Il verdetto è una svolta nella questione della prescrizione, e si applica anche a tutti gli altri casi, sostiene il legale della vittima. La Chiesa – ha detto l’avvocato all’agenzia di stampa Keystone-ATS – ora non potrà più nascondersi dietro l’argomento che i reati sono caduti in prescrizione.

Il cliente del legale, ora 65.enne, da bambino ha subito abusi da un prete cattolico nell’Istituto St. Iddazell (Santa Ida) del monastero di Fischingen, che lo ha ospitato dal 1962 al 1972. Nel 2013, l’uomo ha fatto richiesta di risarcimento in base alla legge sull’assistenza alle vittime di abusi.

Al monastero responsabile della scuola dedicata a Santa Ida la vittima richiede un importo di 150.000 franchi di risarcimento e una riparazione morale di 70.000 franchi. Il suo avvocato ha inoltre chiesto al Cantone un indennizzo di 1,38 milioni di franchi.

Il Tribunale distrettuale di Münchwilen riteneva che le richieste fossero cadute in prescrizione. Ma la istanza superiore non stata è d’accordo. Nella fattispecie, la vittima si era resa conto solo nel luglio 2010 – dopo aver rimosso i ricordi per decenni – di aver subito i reati durante l’infanzia, ha dichiarato il Tribunale cantonale sulla base di valutazioni psichiatriche. Pertanto, il termine di prescrizione di cinque anni, come previsto dall’attuale legge concernente l’aiuto a vittime di reati, inizia a decorrere solo da quel momento. Nel caso della vittima, il termine di prescrizione è quindi il 2015. Poiché ha già presentato la sua domanda di assistenza alle vittime nel 2013, rispetta questo termine, pensa la Corte, che si è occupata solo ora della domanda del 2013, perché prima si attendeva un procedimento civile contro l’imputato.

Il Tribunale distrettuale deve ora riesaminare se l’uomo ha diritto al risarcimento.
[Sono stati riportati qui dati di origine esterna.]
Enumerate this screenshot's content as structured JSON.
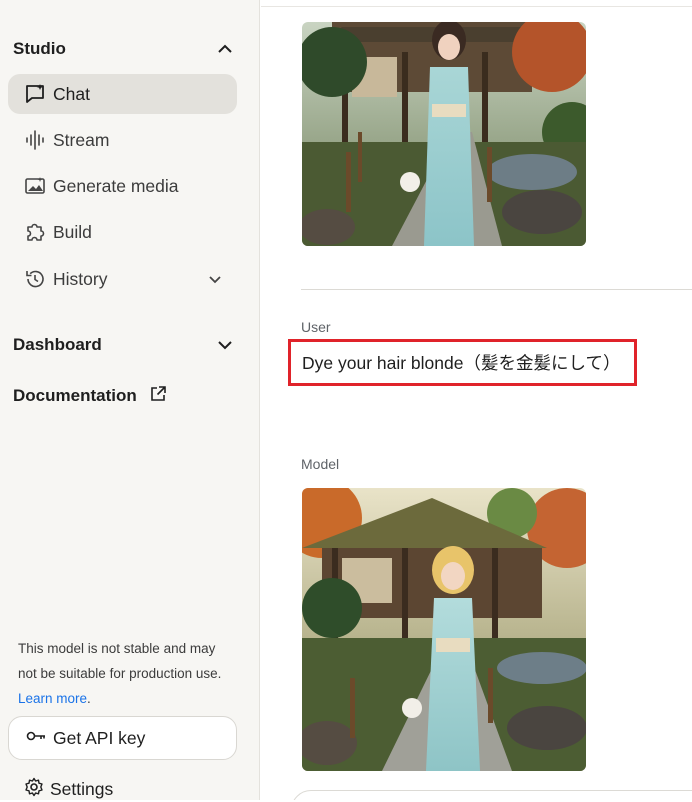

L’avvocato vuole intanto sedersi al tavolo con il Governo cantonale e negoziare l’indennizzo.

Un brefotrofio infernale

Nel novembre del 2012 il monastero turgoviese aveva assegnato ad una società esterna l’incarico di far luce sulle accuse di abusi sessuali avanzate nei confronti di un frate ed ex insegnante del brefotrofio St. Iddazell, chiuso nel 1976. Alcuni ex scolari e alunni di scuola secondaria avevano detto di avere subito abusi sessuali e sevizie da parte dell’insegnante negli anni Settanta.

Due anni dopo un rapporto in merito ha confermato che bambini e adolescenti ospitati al St. Iddazell sono stati vittime di violenze e abusi sessuali. Le punizioni e la violenza fisica nei confronti dei convittori dell’istituto di educazione, in passato uno dei più grandi della Svizzera, erano all’ordine del giorno. I ragazzi sono stati picchiati con cinture e bastoni, costretti a stare inginocchiati per ore o puniti con la rasatura a zero, la negazione dei pasti e la reclusione al buio. Stando al rapporto, non vi sono inoltre dubbi che si siano anche verificati abusi sessuali. Le vittime erano sia maschi che femmine, autori i maestri, frati, suore, giardinieri e un direttore.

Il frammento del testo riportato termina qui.